Family History Tidbits

In my search for useful news today, I have come across something near and dear to my heart. Karen Lu at M.D. Anderson has posted on the importance of taking a family history. Her spin is obviously tilted towards cancer, but the benefits of family history or just as important in diseases like heart disease.

From the site:

“Family gatherings are the perfect time to ask family members detailed questions about their health history,” says Karen Lu, M.D., co-medical director of the Clinical Cancer Genetics program at M. D. Anderson.
“It is important to gather information about the health history of your parents, siblings, grandparents, aunts and uncles, and even your cousins.”

She points out that there are some red flags to watch out for in your family.
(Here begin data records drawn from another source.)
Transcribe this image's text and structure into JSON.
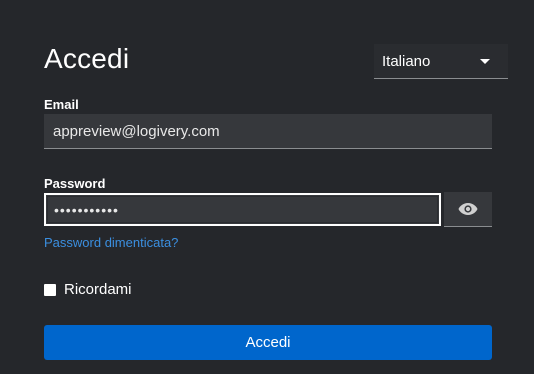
{
  "login": {
    "title": "Accedi",
    "language": {
      "selected": "Italiano",
      "icon": "chevron-down-icon"
    },
    "email": {
      "label": "Email",
      "value": "appreview@logivery.com"
    },
    "password": {
      "label": "Password",
      "value": "•••••••••••",
      "toggle_icon": "eye-icon"
    },
    "forgot_password": "Password dimenticata?",
    "remember_me": {
      "label": "Ricordami",
      "checked": false
    },
    "submit_label": "Accedi"
  },
  "colors": {
    "background": "#25272b",
    "input_background": "#36383c",
    "link": "#3b8fe0",
    "primary_button": "#0066cc"
  }
}
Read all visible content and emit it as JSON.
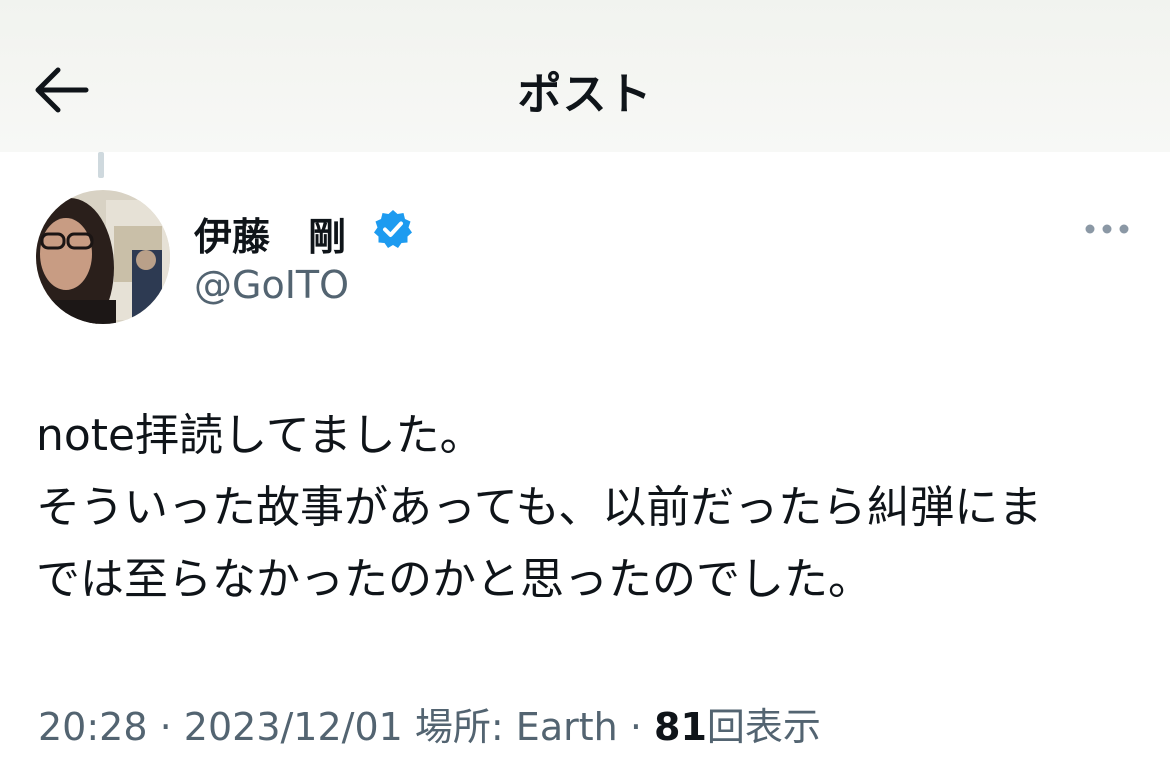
{
  "header": {
    "title": "ポスト",
    "back_icon": "arrow-left-icon"
  },
  "author": {
    "display_name": "伊藤　剛",
    "handle": "@GoITO",
    "verified_icon": "verified-badge-icon",
    "verified_color": "#1d9bf0"
  },
  "post": {
    "lines": [
      "note拝読してました。",
      "そういった故事があっても、以前だったら糾弾にま",
      "では至らなかったのかと思ったのでした。"
    ]
  },
  "meta": {
    "time": "20:28",
    "separator": "·",
    "date": "2023/12/01",
    "location_label": "場所: Earth",
    "views_count": "81",
    "views_label": "回表示"
  },
  "more_icon": "more-horizontal-icon"
}
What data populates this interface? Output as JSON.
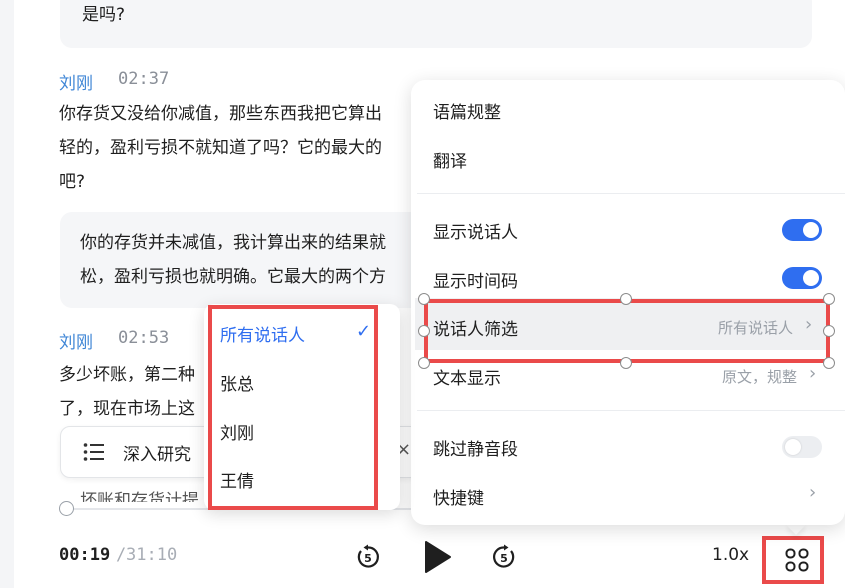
{
  "transcript": {
    "bubble_top_line": "是吗?",
    "seg1": {
      "speaker": "刘刚",
      "time": "02:37",
      "lines": [
        "你存货又没给你减值，那些东西我把它算出",
        "轻的，盈利亏损不就知道了吗？它的最大的",
        "吧?"
      ]
    },
    "bubble_mid_lines": [
      "你的存货并未减值，我计算出来的结果就",
      "松，盈利亏损也就明确。它最大的两个方"
    ],
    "seg2": {
      "speaker": "刘刚",
      "time": "02:53",
      "lines": [
        "多少坏账，第二种",
        "了，现在市场上这"
      ]
    },
    "research_label": "深入研究",
    "cut_line": "坏账和存货计提"
  },
  "player": {
    "current": "00:19",
    "separator": "/",
    "total": "31:10",
    "speed": "1.0x",
    "rewind_seconds": "5",
    "forward_seconds": "5"
  },
  "menu": {
    "items": {
      "normalize": "语篇规整",
      "translate": "翻译",
      "show_speaker": "显示说话人",
      "show_time": "显示时间码",
      "speaker_filter": "说话人筛选",
      "speaker_filter_value": "所有说话人",
      "text_display": "文本显示",
      "text_display_value": "原文，规整",
      "skip_silence": "跳过静音段",
      "shortcuts": "快捷键"
    },
    "toggles": {
      "show_speaker": true,
      "show_time": true,
      "skip_silence": false
    }
  },
  "speaker_dropdown": {
    "options": [
      "所有说话人",
      "张总",
      "刘刚",
      "王倩"
    ],
    "selected": "所有说话人"
  },
  "colors": {
    "accent": "#2f6ef0",
    "speaker_name": "#3f86d6",
    "highlight_frame": "#ea4a4a"
  }
}
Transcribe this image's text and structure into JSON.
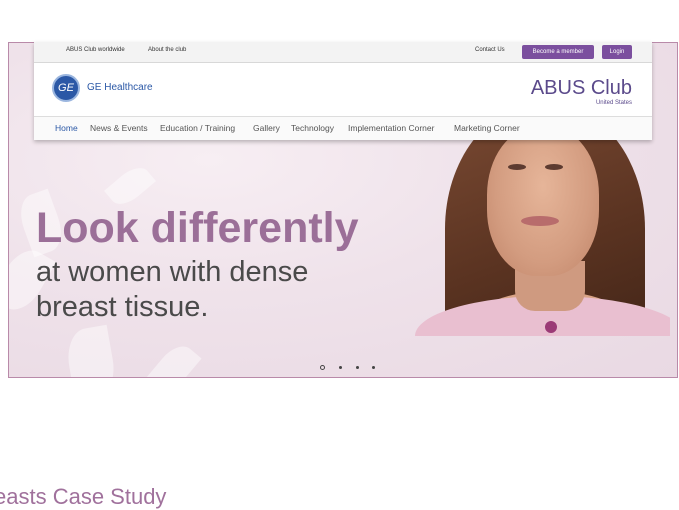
{
  "topbar": {
    "links": [
      "ABUS Club worldwide",
      "About the club",
      "Contact Us"
    ],
    "member_button": "Become a member",
    "login_button": "Login"
  },
  "brand": {
    "logo_text": "GE",
    "company": "GE Healthcare",
    "club_name": "ABUS Club",
    "region": "United States"
  },
  "nav": {
    "items": [
      "Home",
      "News & Events",
      "Education / Training",
      "Gallery",
      "Technology",
      "Implementation Corner",
      "Marketing Corner"
    ],
    "active": "Home"
  },
  "hero": {
    "headline": "Look differently",
    "line2": "at women with dense",
    "line3": "breast tissue."
  },
  "carousel": {
    "slides": 4,
    "active_slide": 1
  },
  "footer": {
    "case_study": "easts Case Study"
  },
  "colors": {
    "accent": "#9b6f98",
    "brand_blue": "#2b58a6",
    "button": "#7b4f9e"
  }
}
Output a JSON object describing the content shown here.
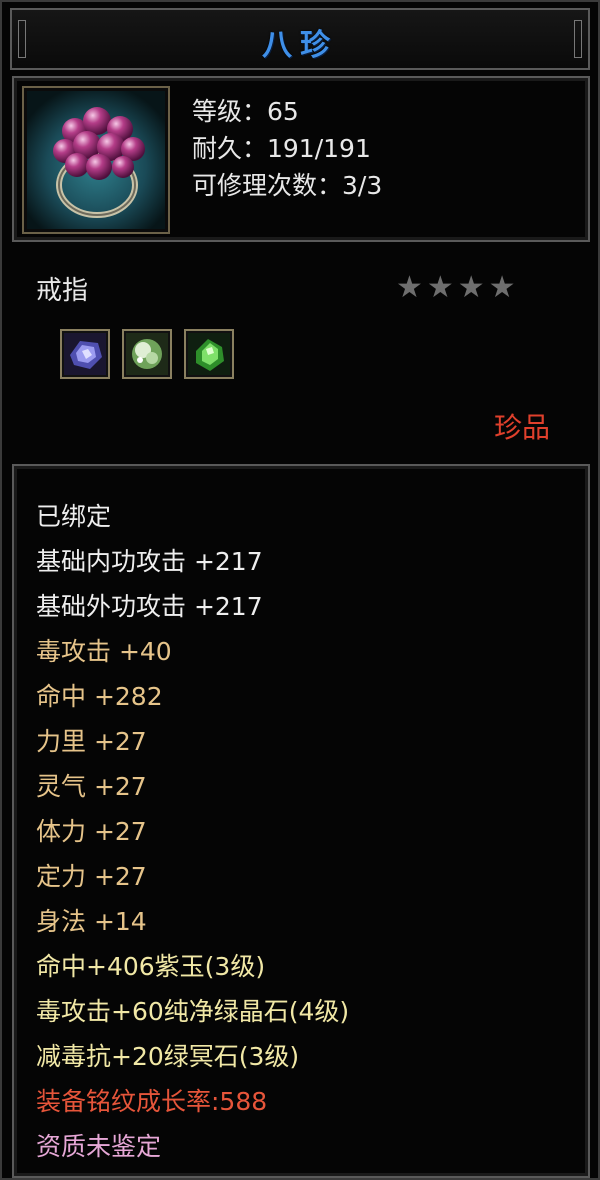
{
  "title": "八珍",
  "item": {
    "level_text": "等级：65",
    "durability_text": "耐久：191/191",
    "repair_text": "可修理次数：3/3",
    "type": "戒指",
    "stars": "★★★★",
    "quality": "珍品"
  },
  "gems": [
    "purple-gem-icon",
    "white-green-gem-icon",
    "green-gem-icon"
  ],
  "attributes": [
    {
      "text": "已绑定",
      "color": "#eeeeee"
    },
    {
      "text": "基础内功攻击  +217",
      "color": "#eeeeee"
    },
    {
      "text": "基础外功攻击  +217",
      "color": "#eeeeee"
    },
    {
      "text": "毒攻击  +40",
      "color": "#e6c48a"
    },
    {
      "text": "命中  +282",
      "color": "#e6c48a"
    },
    {
      "text": "力里  +27",
      "color": "#e6c48a"
    },
    {
      "text": "灵气  +27",
      "color": "#e6c48a"
    },
    {
      "text": "体力  +27",
      "color": "#e6c48a"
    },
    {
      "text": "定力  +27",
      "color": "#e6c48a"
    },
    {
      "text": "身法  +14",
      "color": "#e6c48a"
    },
    {
      "text": "命中+406紫玉(3级)",
      "color": "#f1e8a6"
    },
    {
      "text": "毒攻击+60纯净绿晶石(4级)",
      "color": "#f1e8a6"
    },
    {
      "text": "减毒抗+20绿冥石(3级)",
      "color": "#f1e8a6"
    },
    {
      "text": "装备铭纹成长率:588",
      "color": "#e6553a"
    },
    {
      "text": "资质未鉴定",
      "color": "#e6a7d6"
    }
  ]
}
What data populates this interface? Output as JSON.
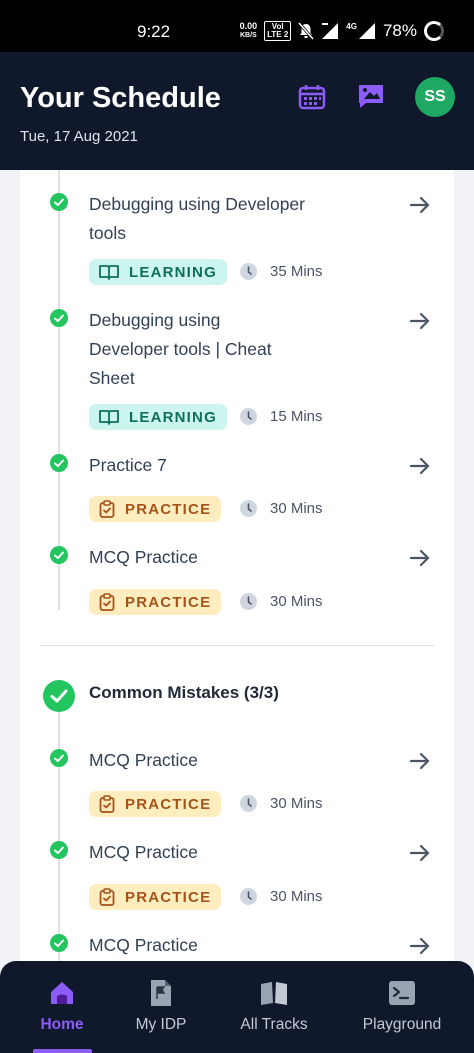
{
  "status_bar": {
    "time": "9:22",
    "net_speed_value": "0.00",
    "net_speed_unit": "KB/S",
    "volte_top": "VoI",
    "volte_bottom": "LTE 2",
    "network": "4G",
    "battery": "78%"
  },
  "header": {
    "title": "Your Schedule",
    "date": "Tue, 17 Aug 2021",
    "avatar_initials": "SS",
    "icon_color": "#8b5cf6"
  },
  "items_group1": [
    {
      "title": "Debugging using Developer tools",
      "tag": "LEARNING",
      "duration": "35 Mins"
    },
    {
      "title": "Debugging using Developer tools | Cheat Sheet",
      "tag": "LEARNING",
      "duration": "15 Mins"
    },
    {
      "title": "Practice 7",
      "tag": "PRACTICE",
      "duration": "30 Mins"
    },
    {
      "title": "MCQ Practice",
      "tag": "PRACTICE",
      "duration": "30 Mins"
    }
  ],
  "section": {
    "title": "Common Mistakes (3/3)"
  },
  "items_group2": [
    {
      "title": "MCQ Practice",
      "tag": "PRACTICE",
      "duration": "30 Mins"
    },
    {
      "title": "MCQ Practice",
      "tag": "PRACTICE",
      "duration": "30 Mins"
    },
    {
      "title": "MCQ Practice"
    }
  ],
  "bottom_nav": [
    {
      "label": "Home",
      "icon": "home-icon",
      "active": true
    },
    {
      "label": "My IDP",
      "icon": "document-flag-icon"
    },
    {
      "label": "All Tracks",
      "icon": "book-icon"
    },
    {
      "label": "Playground",
      "icon": "terminal-icon"
    }
  ],
  "colors": {
    "header_bg": "#0f192b",
    "check_green": "#22c55e",
    "accent_purple": "#8b5cf6",
    "learning_bg": "#cdf5ef",
    "practice_bg": "#fdedbf"
  }
}
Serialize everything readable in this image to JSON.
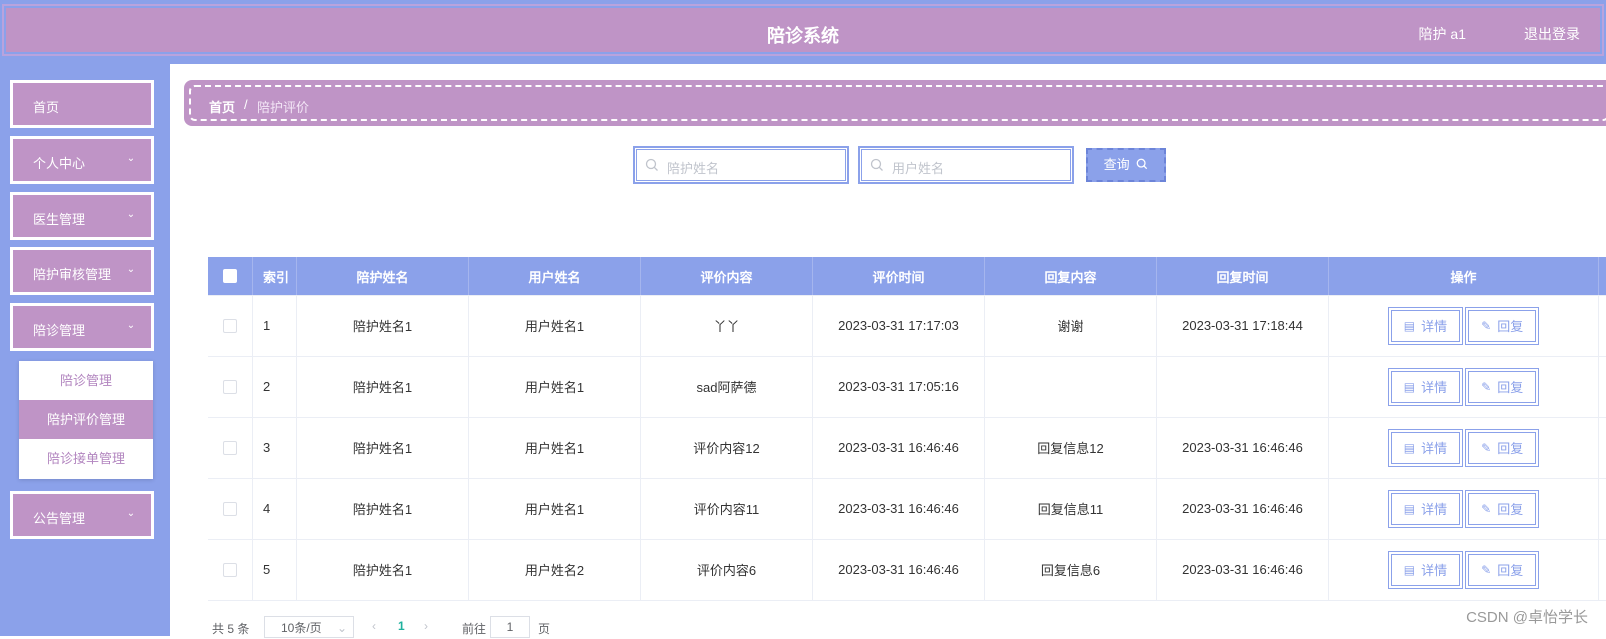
{
  "header": {
    "title": "陪诊系统",
    "user": "陪护 a1",
    "logout": "退出登录",
    "colors": {
      "header_bg": "#bf94c6",
      "accent": "#8ba1ea"
    }
  },
  "sidebar": {
    "items": [
      {
        "label": "首页",
        "expandable": false
      },
      {
        "label": "个人中心",
        "expandable": true
      },
      {
        "label": "医生管理",
        "expandable": true
      },
      {
        "label": "陪护审核管理",
        "expandable": true
      },
      {
        "label": "陪诊管理",
        "expandable": true
      },
      {
        "label": "公告管理",
        "expandable": true
      }
    ],
    "submenu": [
      "陪诊管理",
      "陪护评价管理",
      "陪诊接单管理"
    ],
    "active_submenu": "陪护评价管理"
  },
  "breadcrumb": {
    "home": "首页",
    "separator": "/",
    "current": "陪护评价"
  },
  "search": {
    "escort_placeholder": "陪护姓名",
    "user_placeholder": "用户姓名",
    "query_label": "查询"
  },
  "table": {
    "headers": [
      "索引",
      "陪护姓名",
      "用户姓名",
      "评价内容",
      "评价时间",
      "回复内容",
      "回复时间",
      "操作"
    ],
    "detail_label": "详情",
    "reply_label": "回复",
    "rows": [
      {
        "index": "1",
        "escort": "陪护姓名1",
        "user": "用户姓名1",
        "content": "丫丫",
        "time": "2023-03-31 17:17:03",
        "reply": "谢谢",
        "reply_time": "2023-03-31 17:18:44"
      },
      {
        "index": "2",
        "escort": "陪护姓名1",
        "user": "用户姓名1",
        "content": "sad阿萨德",
        "time": "2023-03-31 17:05:16",
        "reply": "",
        "reply_time": ""
      },
      {
        "index": "3",
        "escort": "陪护姓名1",
        "user": "用户姓名1",
        "content": "评价内容12",
        "time": "2023-03-31 16:46:46",
        "reply": "回复信息12",
        "reply_time": "2023-03-31 16:46:46"
      },
      {
        "index": "4",
        "escort": "陪护姓名1",
        "user": "用户姓名1",
        "content": "评价内容11",
        "time": "2023-03-31 16:46:46",
        "reply": "回复信息11",
        "reply_time": "2023-03-31 16:46:46"
      },
      {
        "index": "5",
        "escort": "陪护姓名1",
        "user": "用户姓名2",
        "content": "评价内容6",
        "time": "2023-03-31 16:46:46",
        "reply": "回复信息6",
        "reply_time": "2023-03-31 16:46:46"
      }
    ]
  },
  "pagination": {
    "total": "共 5 条",
    "page_size": "10条/页",
    "current_page": "1",
    "goto_label": "前往",
    "goto_value": "1",
    "page_suffix": "页"
  },
  "watermark": "CSDN @卓怡学长"
}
1. Early onset of Cancer. (I say not only cancer, any disease is important here)
2. Family member with 2 or more "related cancers" (These include things like breast and ovaries. For more info see here)
3. Two or more family members who have related types of cancers. (Too bad some insurers require 3 members to be afflicted in order to pay for BRCA testing)

If you find some of these red flags you should at a minimum ask your physician about genetic evaluation. If you live in the CT, NY, NJ area give Helix Health of Connecticut a call. Genetic Testing may be appropriate for you and evaluation is needed.

Genetic testing involves looking for abnormal genetic changes in a person’s blood sample. People who inherit abnormal genes from a parent may be at increased risk of developing cancer.

“The benefit for the cancer patient who tests positive for an abnormal gene is that doctors can use this information to determine if they are at increased risk for a second cancer and to help family members,” says Molly Daniels, a genetic counselor at M. D. Anderson.

For family members, the benefit to learning that a close relative carries an abnormal gene is that they too can be tested to determine if they are at increased risk for developing cancer.

Those who test positive may begin routine cancer screening exams at a younger age than what is usually advised for the public. High-risk screening enables health professionals to detect cancers as early as possible when there is the best chance of successful treatment and cure. Those who test negative can be reassured that they are not at increased risk because of family history.

The Sherpa Says: The major risk factor in both heart disease and cancer is family history. Perhaps more so in heart disease. Evaluation for these risks need to be done on an ongoing basis. Remember, your family history changes with time. So if you have taken your family's history, up date it yearly or when something you know has changed. A great tool for this is found at the HHS website!